Looking at it with hindsight, I should have reconsidered.
I should have invented timetravel, so that I could go back and warn myself. ‘Remember when the floppy disk for the RAID drivers failed, and you had a bad feeling about replacing the Batch Executive… well, you were right’.
But I didn’t, so I sat in the server room, surrounded with the debris of the old server, and not able to get the new one to work. And as I got phone calls every 5 minutes (often getting a second line while talking) I had the gut wrenching certainty that I was really, really in trouble if the scheduled production run would not be able to start on time… Yea, I met the fifth horseman, and his name was despair.
The high availability server
The most critical server on our network is the Batch Executive. It is the master scheduler in charge of everything that happens on the network regarding batches. It loads software in controllers, resloves equipment conflicts, prompts operators, … And it has a critical design flaw. It loses state when the application terminates unexpectedly. It maintains batch journals, but these are only up to date if the application shuts down properly. Because of that, the vendor recommended running this mission critical piece of software on a high availability server.
This HA has 2 of everything: CPUs, memory banks, disks, ethernet cards, … it uses a special motherboard that makes sure all redundant components execute in lockstep, and it examins the results and progress every clock cycle. If both components disagree it will try to determine who is right and shut that component down. And all along it will keep on running. Theoretically, you could fire a bullet though the thing and it would keep running, as long as one of each component survived.
Unfortunately, this machine is a bitch to set up and maintain. But if that was the only problem, we could live with it.
What is worse is that the machine vendor is being hit hard by the rise of virtualization and clustering. So they closed their office in the Benelux area and left us orphaned. We should be able to get support through the French or German office, but all our requests for maintenance and disk replacement fell on deaf ears. The vendor who recommended that HA solution had the same problem.
On top of that, the startus had caused a number of problems already, and if we didn’t replace it soon, there was a chance that it would act up at the wrong time and possibly ruin a product run with grave consequences.
Originally we were scheduled to replace it on friday, and we would have had the time to prepare everything in advance. But due to various circumstances, it boiled down to ‘now or not’. Had I chosen ‘not’, we would have had to reply on the HA server for 2 more months; Something I didn’t have faith in. And because we had detailed written procedures in place to perform the replacement, I chose ‘now’.

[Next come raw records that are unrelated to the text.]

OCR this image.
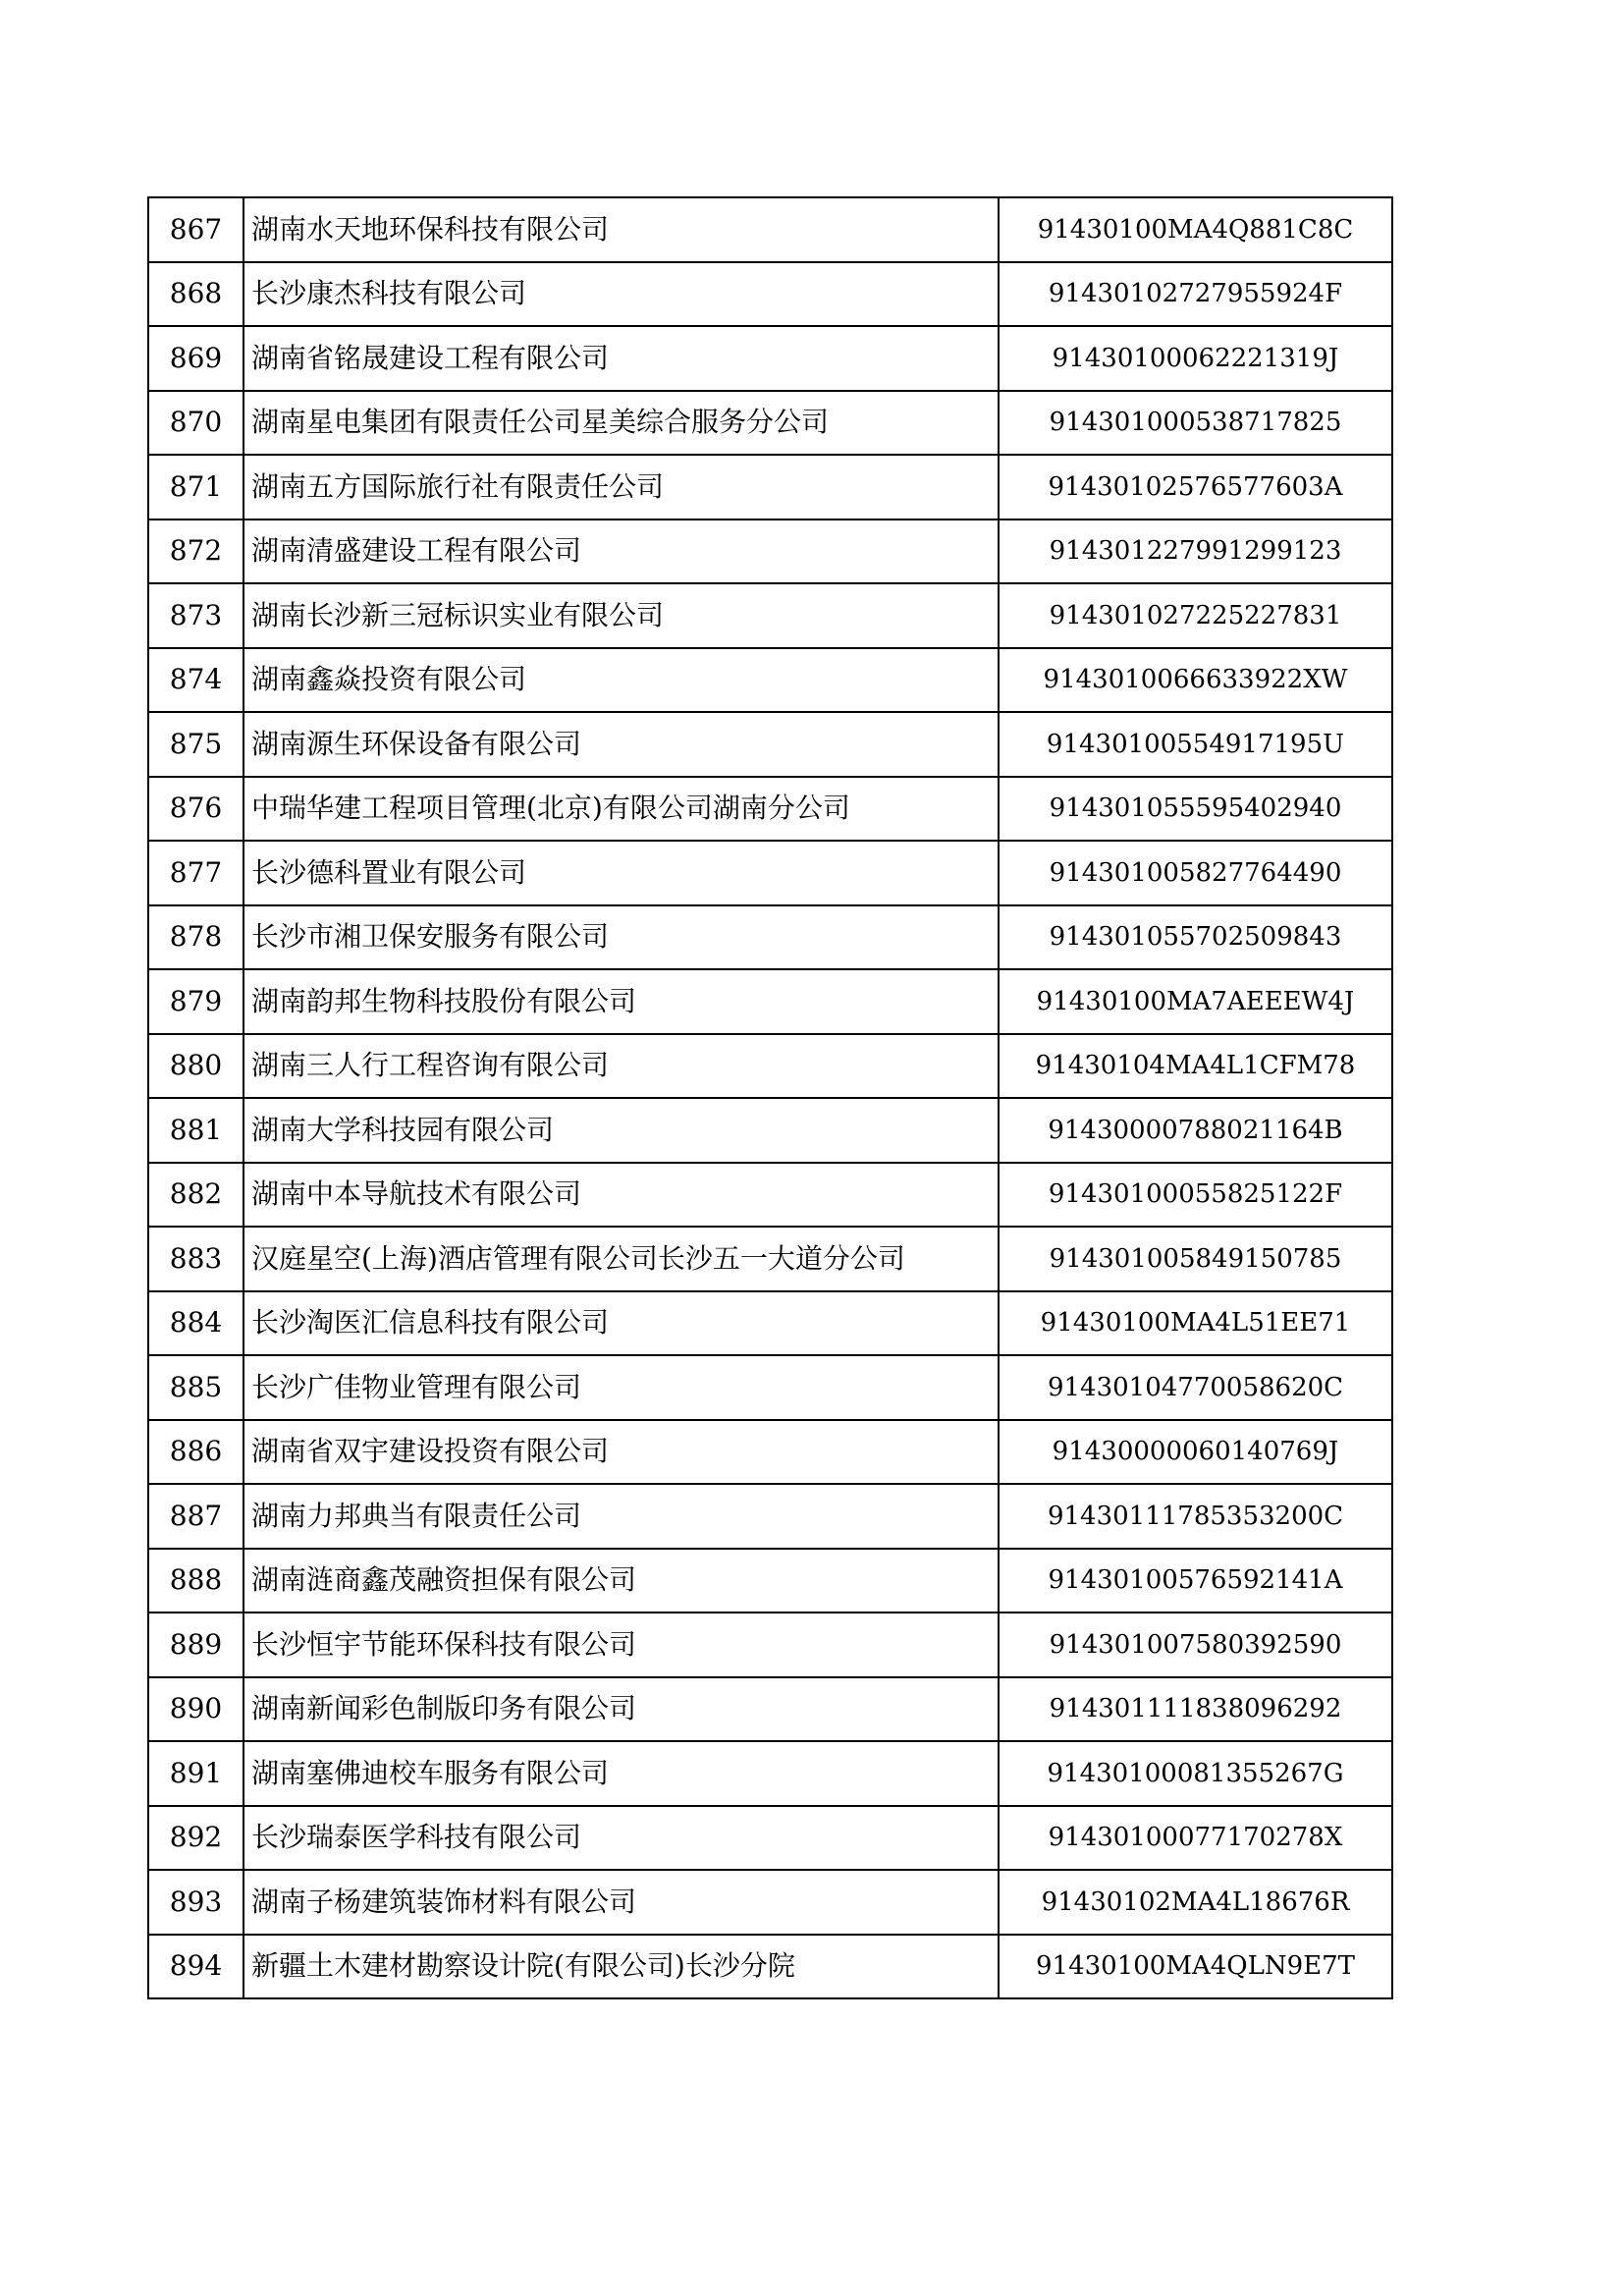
867	湖南水天地环保科技有限公司	91430100MA4Q881C8C
868	长沙康杰科技有限公司	91430102727955924F
869	湖南省铭晟建设工程有限公司	91430100062221319J
870	湖南星电集团有限责任公司星美综合服务分公司	914301000538717825
871	湖南五方国际旅行社有限责任公司	91430102576577603A
872	湖南清盛建设工程有限公司	914301227991299123
873	湖南长沙新三冠标识实业有限公司	914301027225227831
874	湖南鑫焱投资有限公司	9143010066633922XW
875	湖南源生环保设备有限公司	91430100554917195U
876	中瑞华建工程项目管理(北京)有限公司湖南分公司	914301055595402940
877	长沙德科置业有限公司	914301005827764490
878	长沙市湘卫保安服务有限公司	914301055702509843
879	湖南韵邦生物科技股份有限公司	91430100MA7AEEEW4J
880	湖南三人行工程咨询有限公司	91430104MA4L1CFM78
881	湖南大学科技园有限公司	91430000788021164B
882	湖南中本导航技术有限公司	91430100055825122F
883	汉庭星空(上海)酒店管理有限公司长沙五一大道分公司	914301005849150785
884	长沙淘医汇信息科技有限公司	91430100MA4L51EE71
885	长沙广佳物业管理有限公司	91430104770058620C
886	湖南省双宇建设投资有限公司	91430000060140769J
887	湖南力邦典当有限责任公司	91430111785353200C
888	湖南涟商鑫茂融资担保有限公司	91430100576592141A
889	长沙恒宇节能环保科技有限公司	914301007580392590
890	湖南新闻彩色制版印务有限公司	914301111838096292
891	湖南塞佛迪校车服务有限公司	91430100081355267G
892	长沙瑞泰医学科技有限公司	91430100077170278X
893	湖南子杨建筑装饰材料有限公司	91430102MA4L18676R
894	新疆土木建材勘察设计院(有限公司)长沙分院	91430100MA4QLN9E7T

I was going to replace the HA machine with a DELL 2900, 2×4 core, 4GB RAM, and 15Krpm SAS RAID5 disks. This is the standard machine for all our servers, and we are very saisfied with them. We’ve never had any problems with thos machines, other than a failed disk. We have to buy those servers through the software vendor, because they qualify only certain servers, with specific BIOS versions, NIC cards, and drivers.
Of course they charge a premium for this, on the justification that this way, you get a server that is guaranteed to work with their software (remember this).

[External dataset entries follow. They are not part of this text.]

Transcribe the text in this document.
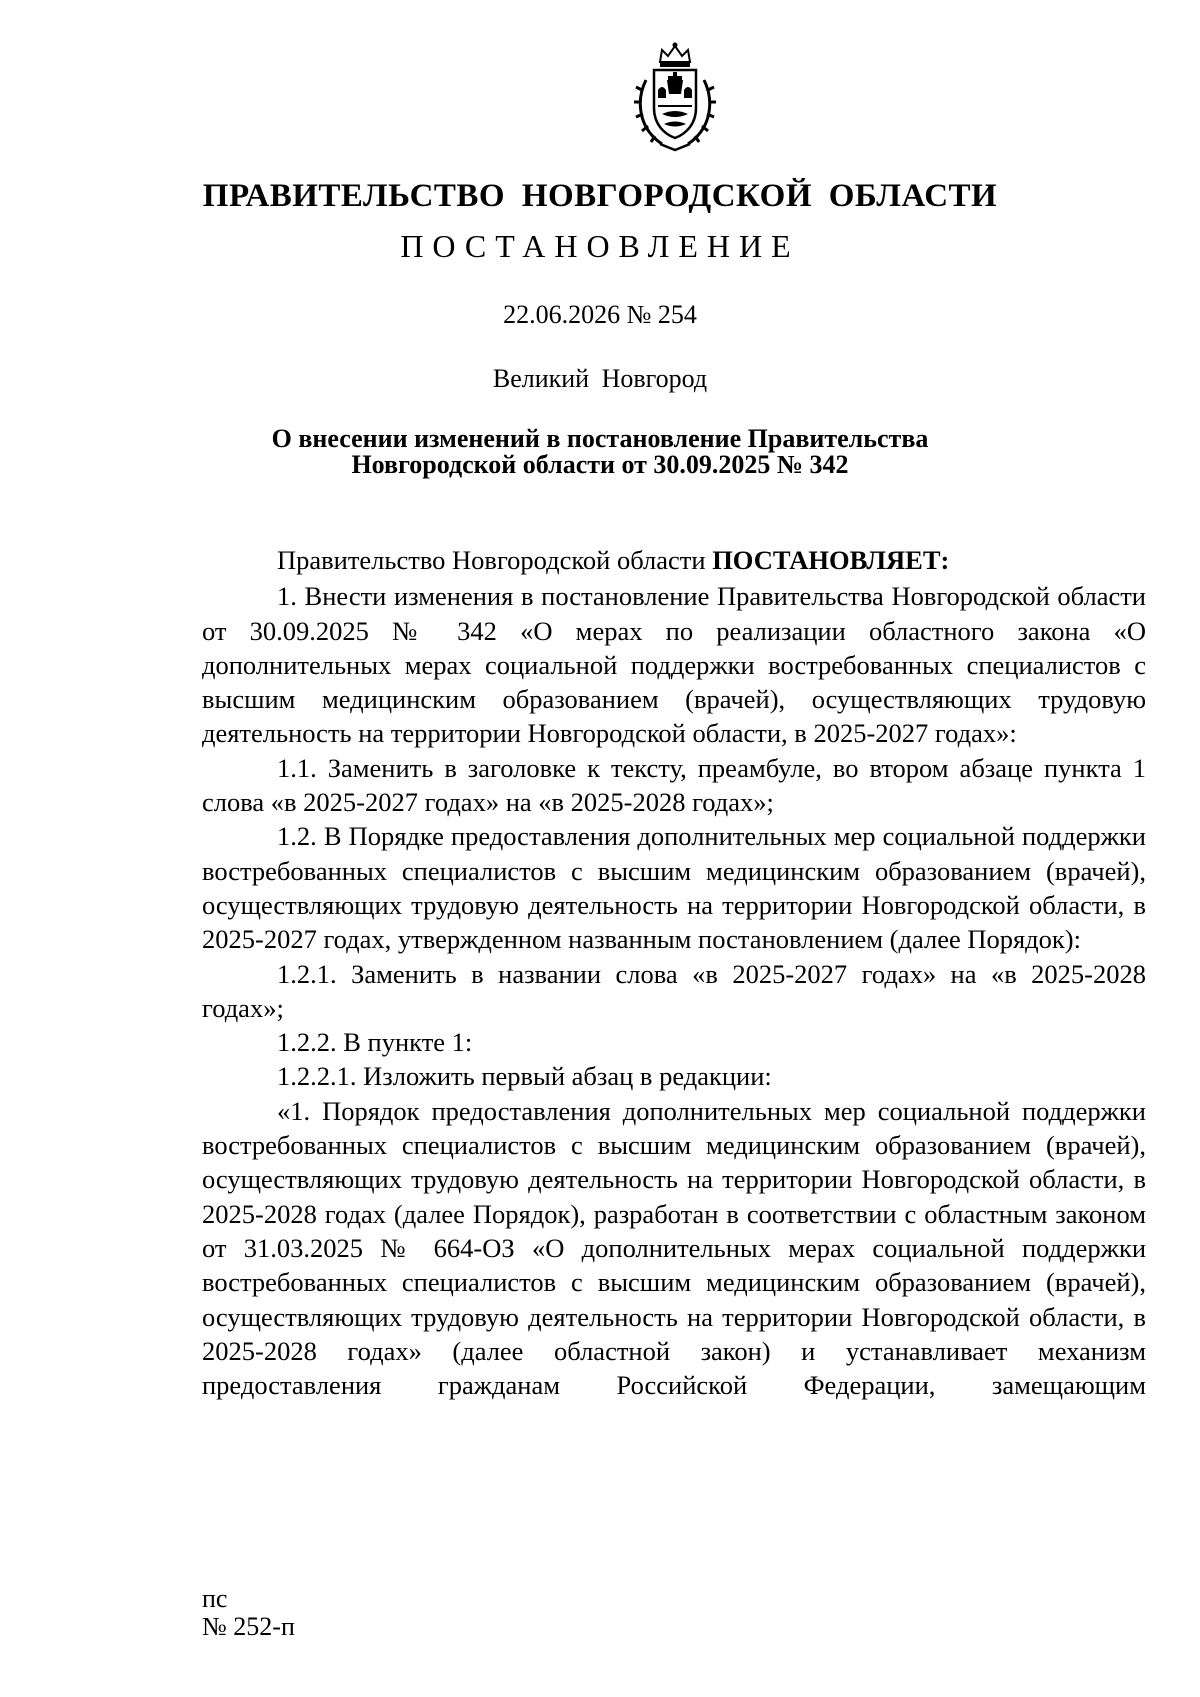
ПРАВИТЕЛЬСТВО НОВГОРОДСКОЙ ОБЛАСТИ
ПОСТАНОВЛЕНИЕ
22.06.2026 № 254
Великий Новгород
О внесении изменений в постановление Правительства
Новгородской области от 30.09.2025 № 342

Правительство Новгородской области ПОСТАНОВЛЯЕТ:

1. Внести изменения в постановление Правительства Новгородской области от 30.09.2025 № 342 «О мерах по реализации областного закона «О дополнительных мерах социальной поддержки востребованных специалистов с высшим медицинским образованием (врачей), осуществляющих трудовую деятельность на территории Новгородской области, в 2025-2027 годах»:

1.1. Заменить в заголовке к тексту, преамбуле, во втором абзаце пункта 1 слова «в 2025-2027 годах» на «в 2025-2028 годах»;

1.2. В Порядке предоставления дополнительных мер социальной поддержки востребованных специалистов с высшим медицинским образованием (врачей), осуществляющих трудовую деятельность на территории Новгородской области, в 2025-2027 годах, утвержденном названным постановлением (далее Порядок):

1.2.1. Заменить в названии слова «в 2025-2027 годах» на «в 2025-2028 годах»;

1.2.2. В пункте 1:

1.2.2.1. Изложить первый абзац в редакции:

«1. Порядок предоставления дополнительных мер социальной поддержки востребованных специалистов с высшим медицинским образованием (врачей), осуществляющих трудовую деятельность на территории Новгородской области, в 2025-2028 годах (далее Порядок), разработан в соответствии с областным законом от 31.03.2025 № 664-ОЗ «О дополнительных мерах социальной поддержки востребованных специалистов с высшим медицинским образованием (врачей), осуществляющих трудовую деятельность на территории Новгородской области, в 2025-2028 годах» (далее областной закон) и устанавливает механизм предоставления гражданам Российской Федерации, замещающим

пс
№ 252-п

The Windows 2003 Install went well. We installed the drivers according to the procedures we had tested before. For the rest of the installation we needed the network, so it was time to install the server in the rack.
That is where we had the first problems. Installing or removing a DELL server from a rack takes 2 minutes, because everything slides and locks without screws. The designers of the HA server and rails did obviously not believe in ease of installation. Removing the blades was easy enough. But the rails… not so much. The frame was bolted into the rack with lots of philips head bolts. When we finally got rid of them, we discovered that the frame did not fit through the 19″ opening anymore. So we had to diassemble the frame itself within the rack, and remove it in pieces.